MKS zdobył dziś 3 punkty w Piasku, wygrywając z Czarnymi 3:1, w ramach ostatniego meczu 14 kolejki w grupie I. Bohaterem spotkania był Piotr Kapela, który ustrzelił hattricka. A redakcja doszła do wniosku, że nadal nie będzie jeździć na mecze z Czarnymi – odkąd nie jeździmy, to MKS zawsze przywozi stamtąd trzy punkty:)

Zespół Sebastiana Idczaka grał w składzie: Mokry, Sopelewski, Karlik, K.Firlej, Bednarek, A.Gąsior (Michalski 55), Śliwa, Skutela, Ingram, G.Kostrzewa, Kapela (G.Cuber 89).

kartki: brak

W 8 minucie lędzinianie objęli prowadzenie po golu Kapeli, który uderzeniem z 18 m pokonał bramkarza rywali. Po kilku minutach rezultat mógł podwyższyć Kostrzewa, ale w sytuacji jeden na jeden uderzył w poprzeczkę. Taki wynik utrzymał się do przerwy, lecz tuż po niej – w 47 minucie – MKS zadał drugi cios! Piłkę wrzucał Ingram, a Kapela popisał sie pięknymi nożycami i trafił do siatki. 2:0!

W 75 minucie kontaktowego gola dla Czarnych zdobył Damian Sieniawski, jednakże MKS zdołał odpowiedzieć w 86 minucie. Do siatki rywali znów trafił Kapela i jest 3:1! Chwilę później szczęśliwy strzelec opuścił boisko, zastąpiony przez Grzegorza Cubra.
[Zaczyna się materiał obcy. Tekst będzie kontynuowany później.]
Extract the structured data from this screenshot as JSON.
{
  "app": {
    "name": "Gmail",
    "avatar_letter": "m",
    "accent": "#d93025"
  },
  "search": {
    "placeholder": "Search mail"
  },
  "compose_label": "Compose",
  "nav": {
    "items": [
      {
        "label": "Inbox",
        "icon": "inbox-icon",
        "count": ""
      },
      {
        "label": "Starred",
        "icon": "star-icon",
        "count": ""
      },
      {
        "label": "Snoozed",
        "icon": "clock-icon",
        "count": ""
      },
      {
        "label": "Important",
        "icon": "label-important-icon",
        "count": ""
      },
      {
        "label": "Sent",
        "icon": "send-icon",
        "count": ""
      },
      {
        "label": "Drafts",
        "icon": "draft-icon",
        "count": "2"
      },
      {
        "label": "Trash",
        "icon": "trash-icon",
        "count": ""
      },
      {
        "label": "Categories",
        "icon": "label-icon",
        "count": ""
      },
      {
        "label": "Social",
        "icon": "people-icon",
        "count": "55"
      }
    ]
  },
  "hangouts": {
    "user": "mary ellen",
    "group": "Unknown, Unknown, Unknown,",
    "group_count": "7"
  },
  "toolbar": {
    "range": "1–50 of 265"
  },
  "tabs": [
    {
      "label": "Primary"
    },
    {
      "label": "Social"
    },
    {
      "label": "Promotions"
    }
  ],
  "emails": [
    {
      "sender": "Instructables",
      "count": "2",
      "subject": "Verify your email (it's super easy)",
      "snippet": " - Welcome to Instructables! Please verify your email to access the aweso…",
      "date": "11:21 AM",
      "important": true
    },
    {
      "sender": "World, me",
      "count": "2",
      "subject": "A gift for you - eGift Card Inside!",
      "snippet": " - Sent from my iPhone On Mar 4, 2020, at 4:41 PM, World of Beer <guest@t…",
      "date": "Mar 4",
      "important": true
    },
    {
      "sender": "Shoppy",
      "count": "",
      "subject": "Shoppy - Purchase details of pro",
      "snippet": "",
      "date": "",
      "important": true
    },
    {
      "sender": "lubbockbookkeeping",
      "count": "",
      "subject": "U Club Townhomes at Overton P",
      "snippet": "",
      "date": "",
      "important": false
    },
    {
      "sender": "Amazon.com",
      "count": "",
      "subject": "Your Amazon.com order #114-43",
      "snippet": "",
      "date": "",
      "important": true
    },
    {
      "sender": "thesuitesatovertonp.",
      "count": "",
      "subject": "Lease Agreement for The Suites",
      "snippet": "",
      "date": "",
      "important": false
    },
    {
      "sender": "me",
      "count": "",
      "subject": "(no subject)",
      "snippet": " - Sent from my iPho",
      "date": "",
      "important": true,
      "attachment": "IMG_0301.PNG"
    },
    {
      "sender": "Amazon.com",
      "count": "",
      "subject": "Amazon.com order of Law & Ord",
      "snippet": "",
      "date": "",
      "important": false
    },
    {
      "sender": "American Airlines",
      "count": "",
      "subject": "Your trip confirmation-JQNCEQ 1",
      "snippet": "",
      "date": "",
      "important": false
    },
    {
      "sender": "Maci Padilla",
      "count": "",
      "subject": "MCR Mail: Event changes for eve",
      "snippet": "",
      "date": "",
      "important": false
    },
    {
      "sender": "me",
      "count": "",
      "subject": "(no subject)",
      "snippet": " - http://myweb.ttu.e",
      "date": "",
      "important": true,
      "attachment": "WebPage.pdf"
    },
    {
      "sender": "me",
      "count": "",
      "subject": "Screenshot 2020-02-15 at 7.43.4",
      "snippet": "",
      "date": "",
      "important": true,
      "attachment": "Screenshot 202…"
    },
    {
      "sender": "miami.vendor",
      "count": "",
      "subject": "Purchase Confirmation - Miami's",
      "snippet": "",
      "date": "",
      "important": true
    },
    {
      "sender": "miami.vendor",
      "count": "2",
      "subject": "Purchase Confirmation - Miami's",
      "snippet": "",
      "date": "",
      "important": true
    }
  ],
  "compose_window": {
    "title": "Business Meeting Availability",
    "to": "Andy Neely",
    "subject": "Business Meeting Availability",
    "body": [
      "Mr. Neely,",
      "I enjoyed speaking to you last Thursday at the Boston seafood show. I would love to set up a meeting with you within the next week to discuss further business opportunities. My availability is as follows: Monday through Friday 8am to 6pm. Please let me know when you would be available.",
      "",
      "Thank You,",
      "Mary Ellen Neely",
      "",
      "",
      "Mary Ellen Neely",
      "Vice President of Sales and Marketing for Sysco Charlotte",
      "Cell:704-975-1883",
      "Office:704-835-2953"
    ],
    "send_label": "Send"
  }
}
A oto co po meczu powiedział trener Idczak:

„Z przebiegu meczu należy powiedzieć, że wygraliśmy to spotkanie zasłużenie, bo byliśmy lepiej zorganizowani, stworzyliśmy więcej sytuacji bramkowych i zrealizowaliśmy założenia przedmeczowe, choć rywale walczyli i byli groźni do samego końca. Byłem w tym sezonie na trzech meczach Piasku i wiedziałem jak grają, to dobra młoda drużyna, która chce grać piłką. Dostosowałem naszą taktykę do tego meczu, a chłopaki świetnie ją zrealizowali. Warto dodać, że zagraliśmy ten mecz bez dwóch nominalnych środkowych obrońców: Roszaka, który dopiero co przeszedł zabieg, i pauzującego za kartki Skiby, ponadto Włoch był w pracy. Jednak Sopelewski z Karlikiem zagrali bardzo dobre zawody, wspomagani w obronie  Bednarkiem i Firlejem. Poza tym, Ingram zagrał ze złamanym nosem, a Bednarek był osłabiony i na antybiotykach. Niesamowitą pracę w środku pola wykonała trójka Śliwa, Skutela i Kapela oraz Kostrzewa z przodu. Bardzo fajnie wprowadził się młody Michalski, który zagrał bardzo poprawnie, tak jak Gąsior. Ozdobą meczu była bramka na 2:0. Całą akcję rozpoczął Karlik, który zagrał Skuteli – ten do Śliwy, który uruchomił aktywnego jak zawsze Ingrama i dośrodkowanie Kamila do mającego swój dzień Kapeli zakończyło się jego strzałem z półobrotu nie do obrony. Akcja mozolnie ćwiczona na treningach wreszcie wyszła. Teraz trzeba się zmobilizować podwójnie przed meczem ze Świętochłowicami, bo takie mecze są najtrudniejsze. Każdy dopisuje nam już punkty, a ja wiem że to będzie mecz trudniejszy niż którykolwiek inny i musimy podejść do niego maksymalnie zmobilizowani i przygotowani. Zwycięstwo w Piasku dedykujemy wszystkim kontuzjowanym naszym zawodnikom: Roszakowi, Bronie, Florkowi oraz Gaji życząc szybkiego powrotu do zdrowia.”